While this rule seems self-explanatory, it includes items such as fireworks, hand grenades, dynamite, butane, fuels of any kind, paint, turpentine, and anything else your gut probably tells you to leave at home.

Laptop and Electronics

It’s not that these items are forbidden per se, but leaving them out is for your protection because they are fragile and expensive. Not to mention, you run the risk of them getting lifted in the unfortunate event that unwanted hands rifle through your luggage — or your bag is stolen entirely. However, the one electronic device that is completely banned is the Samsung Galaxy Note 7 due to its history of exploding in the air. 

Lithium Batteries

While lithium batteries are a must when charging many electronics, they’re not allowed in your checked-in luggage. Lithium-metal (non-rechargeable) batteries are limited to two grams of lithium per battery, while lithium-ion (rechargeable) batteries are restricted to 100-watt hours per battery. But don’t worry; these are the typical amounts the average travel requires. 

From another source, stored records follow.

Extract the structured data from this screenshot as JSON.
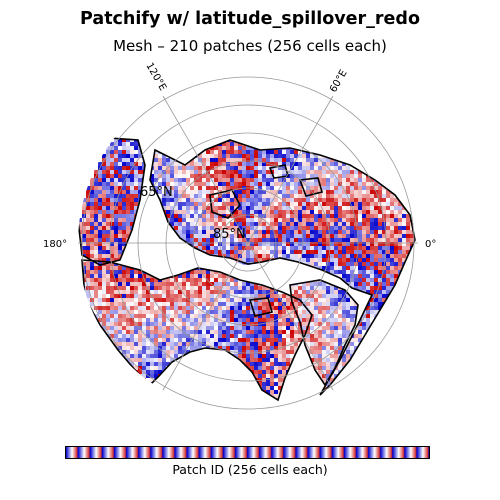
{
  "title": "Patchify w/ latitude_spillover_redo",
  "subtitle": "Mesh – 210 patches (256 cells each)",
  "map": {
    "projection": "north-polar-stereographic",
    "longitude_labels": [
      {
        "lon": 120,
        "text": "120°E"
      },
      {
        "lon": 60,
        "text": "60°E"
      },
      {
        "lon": 180,
        "text": "180°"
      },
      {
        "lon": 0,
        "text": "0°"
      }
    ],
    "latitude_labels": [
      {
        "lat": 65,
        "text": "65°N"
      },
      {
        "lat": 85,
        "text": "85°N"
      }
    ],
    "patch_count": 210,
    "cells_per_patch": 256,
    "colormap": "seismic",
    "colors": {
      "low": "#0000cc",
      "mid": "#ffffff",
      "high": "#cc0000",
      "coast": "#000000",
      "grid": "#999999"
    }
  },
  "colorbar": {
    "label": "Patch ID (256 cells each)"
  }
}
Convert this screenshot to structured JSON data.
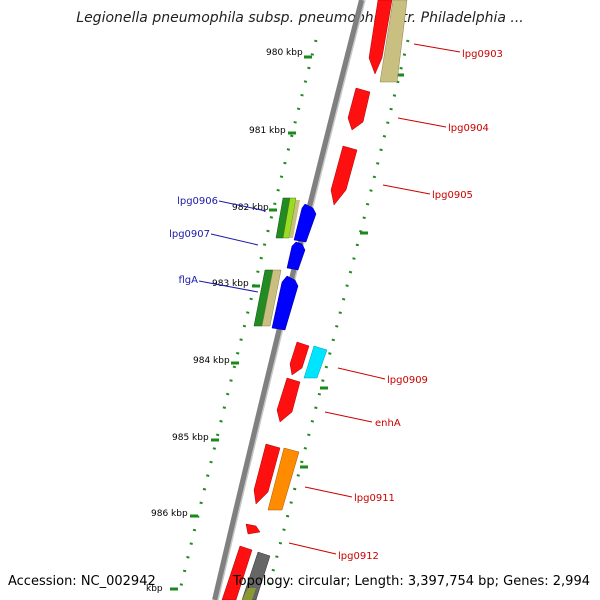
{
  "title": "Legionella pneumophila subsp. pneumophila str. Philadelphia ...",
  "footer": {
    "accession": "Accession: NC_002942",
    "topology": "Topology: circular; Length: 3,397,754 bp; Genes: 2,994"
  },
  "ticks": [
    "980 kbp",
    "981 kbp",
    "982 kbp",
    "983 kbp",
    "984 kbp",
    "985 kbp",
    "986 kbp",
    "kbp"
  ],
  "genes_forward": [
    "lpg0903",
    "lpg0904",
    "lpg0905",
    "lpg0909",
    "enhA",
    "lpg0911",
    "lpg0912"
  ],
  "genes_reverse": [
    "lpg0906",
    "lpg0907",
    "flgA"
  ],
  "colors": {
    "forward_label": "#cc0000",
    "reverse_label": "#1a1aaa",
    "backbone": "#808080",
    "tick_dots": "#228b22",
    "gene_red": "#ff0000",
    "gene_blue": "#0000ff",
    "gene_cyan": "#00e5ff",
    "gene_orange": "#ff8c00",
    "gene_khaki": "#c8bf80",
    "gene_green": "#228b22",
    "gene_lime": "#99dd22",
    "gene_gray": "#666666"
  }
}
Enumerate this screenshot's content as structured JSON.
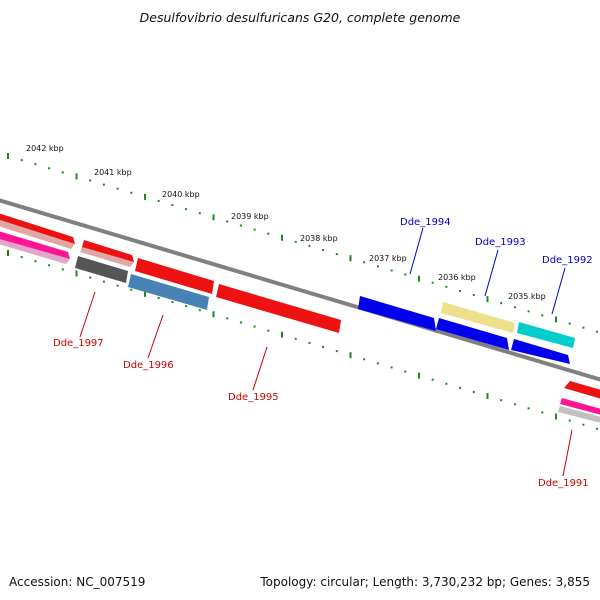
{
  "title": "Desulfovibrio desulfuricans G20, complete genome",
  "footer": {
    "accession": "Accession: NC_007519",
    "summary": "Topology: circular; Length: 3,730,232 bp; Genes: 3,855"
  },
  "colors": {
    "backbone": "#808080",
    "tick": "#1a8a1a",
    "forward_label": "#0000cc",
    "reverse_label": "#cc0000"
  },
  "scale": {
    "unit": "kbp",
    "labels": [
      "2042 kbp",
      "2041 kbp",
      "2040 kbp",
      "2039 kbp",
      "2038 kbp",
      "2037 kbp",
      "2036 kbp",
      "2035 kbp"
    ]
  },
  "genes": [
    {
      "id": "Dde_1997",
      "strand": "reverse",
      "color": "#555555"
    },
    {
      "id": "Dde_1996",
      "strand": "reverse",
      "color": "#4682b4"
    },
    {
      "id": "Dde_1995",
      "strand": "reverse",
      "color": "#ee1111"
    },
    {
      "id": "Dde_1994",
      "strand": "forward",
      "color": "#0000ee"
    },
    {
      "id": "Dde_1993",
      "strand": "forward",
      "color": "#0000ee"
    },
    {
      "id": "Dde_1992",
      "strand": "forward",
      "color": "#00cccc"
    },
    {
      "id": "Dde_1991",
      "strand": "reverse",
      "color": "#ff1493"
    }
  ],
  "unlabeled_features": [
    {
      "name": "offscreen-gene-a",
      "color": "#ee1111"
    },
    {
      "name": "offscreen-gene-b",
      "color": "#ff1493"
    },
    {
      "name": "upstream-gene",
      "color": "#ee1111"
    },
    {
      "name": "upstream-gene-2",
      "color": "#ee1111"
    },
    {
      "name": "khaki-feature",
      "color": "#eee08a"
    },
    {
      "name": "right-edge-gene",
      "color": "#ee1111"
    },
    {
      "name": "right-edge-gene-2",
      "color": "#c0c0c0"
    }
  ]
}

Matches, E-Cigarettes, and Vaping Pens

You may not have realized it, but you can actually bring a single book of safety matches in your carry-on bag, according to the TSA. However, they’re forbidden in checked baggage along with strike anywhere matches, e-cigarettes, and vaping pens — though these, too, can be in your carry-on. Up to two fueled lighters can be packed in checked suitcases if they are DOT (Department of Transportation) approved. 

Anything Valuable or Sentimental

Whether it’s an expensive piece of jewelry or a family heirloom that’s worth more than money can buy, leave it at home. It’s simply not worth the risk of losing something of great monetary or sentimental value. Even if you submit a claim form, should there be a mishap, any small amount of compensation can’t match your loss. If you simply must bring these items, they’re better off stored safely in your carry-on or personal item

While you’ve got a lot more flexibility when you decide to check your bag (Liquids in checked baggage are allowed! Product junkies rejoice!), it’s never a bad idea to check with the carrier you’re flying with if you plan on packing any questionable items. In the meantime, enjoy planning your next trip — and don’t forget to leave a bit extra room for souvenirs!